I wanted to share with the community some work I’ve been doing around Retrieval Augmented Generation (RAG) using long form documents. I’ve developed a new technique called “Document Sections” which I feel is superior to traditional techniques being employed today.
Here’s an example of the chunks returned by a vector DB like Pinecone. This is the chunk output from Vectra, my local vector DB project, for a query over a small corpus of documents from the Teams AI Library I designed.

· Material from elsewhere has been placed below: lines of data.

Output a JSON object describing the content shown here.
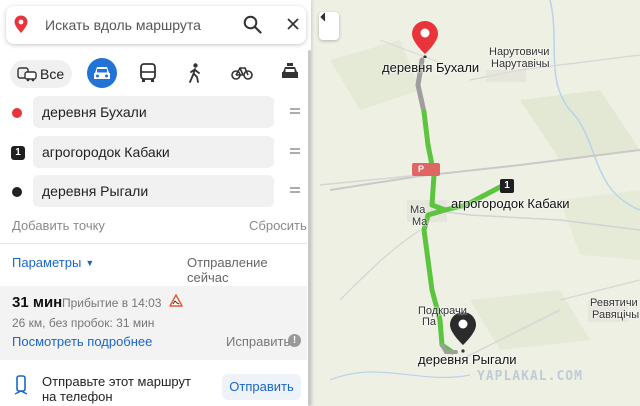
{
  "search": {
    "placeholder": "Искать вдоль маршрута"
  },
  "modes": {
    "all_label": "Все",
    "active": "car"
  },
  "waypoints": [
    {
      "label": "деревня Бухали",
      "marker": "red-dot",
      "color": "#e8343a"
    },
    {
      "label": "агрогородок Кабаки",
      "marker": "1"
    },
    {
      "label": "деревня Рыгали",
      "marker": "black-dot",
      "color": "#222222"
    }
  ],
  "actions": {
    "add_point": "Добавить точку",
    "reset": "Сбросить"
  },
  "options": {
    "params": "Параметры",
    "departure": "Отправление сейчас"
  },
  "route": {
    "time": "31 мин",
    "arrival": "Прибытие в 14:03",
    "distance": "26 км, без пробок: 31 мин",
    "details_link": "Посмотреть подробнее",
    "fix_link": "Исправить"
  },
  "send": {
    "text": "Отправьте этот маршрут на телефон",
    "button": "Отправить"
  },
  "map": {
    "labels": {
      "start": "деревня Бухали",
      "waypoint": "агрогородок Кабаки",
      "end": "деревня Рыгали",
      "narutovichi_1": "Нарутовичи",
      "narutovichi_2": "Нарутавічы",
      "revyatichi_1": "Ревятичи",
      "revyatichi_2": "Равяцічы",
      "mal_1": "Ма",
      "mal_2": "Ма",
      "podkr_1": "Подкрачи",
      "podkr_2": "Па",
      "road_badge": "Р",
      "waypoint_num": "1"
    },
    "route_color": "#5cc43f",
    "watermark": "YAPLAKAL.COM"
  },
  "colors": {
    "accent": "#2174d6",
    "link": "#1a66c9",
    "start_pin": "#e8343a"
  }
}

The query is “how does storage work?” and you can see that while the chunks are relevant, they’re completely out of order. Traditional RAG approaches just add the text from the chunks to the document in the order they’re returned from the search engine. You fill up the context with as many chunks as your token budget allows. These chunks often have 20 - 40 additional tokens as well, for added context, which can result in duplicated tokens being presented to the model.
Let’s look at the same query but with the returned text organized into Document Sections:
Everything is in the correct order and free of any duplicated tokens. Order doesn’t always matter to the model but if you’re asking the model a question like “what are the steps to do XYZ task?”, order is super important. Showing the model the steps out of order can result in the model telling the user the wrong sequence to follow.
In this example, the top document was small so the renderer chose to just return a section containing the entire document text. For longer documents, the renderer uses the chunks to essentially find the spans of document text that most likely contain the users answer. Think of it as using the chunks to create a sort of heatmap for the most relevant parts of the document. It then returns these spans of text as 1 or more Document Sections.
The renderer is passed the desired size of each section (token budget) and the number of sections to return. Most RAG implementations send a single set of chunks to the model and ask it to answer the users question. This can work for simple questions but I’m interested in having the model answer more complicated question the way a human would. My plan is to ask for 3-5 Document Sections and then present all of these sections to the model in parallel. I’m going to ask it to draw some initial conclusions relative to the users question and then present all of the conclusions to the model to generate a final answer.
So how does the algorithm work? All of the chunks contain startPos
& endPos
offsets and a documentId
. No text is stored with the chunks to keep the chunks as small as possible. The original text is stored externally so it needs to be retrieved at render time. The algorithm first sorts all of the chunks by startPos so that they’re in document order. It then groups the chunks into sections based on the token count for each chunk. A pass is then made to merge any adjacent chunks. For each section the algorithm calculates the remaining token budget and then fetches additional text to fill in the gaps around the sections text spans. This essentially makes the overlap text dynamic and maximizes the density of the returned sections. The scores for chunks within a given section are then averaged and the sections are then returned sorted based on their average score.
The end result is that you get back one or more sections of contiguous text that are most likely to contain the users answer. There are a number of ways this algorithm could be further improved which I’m happy to dive into if anyone is interested.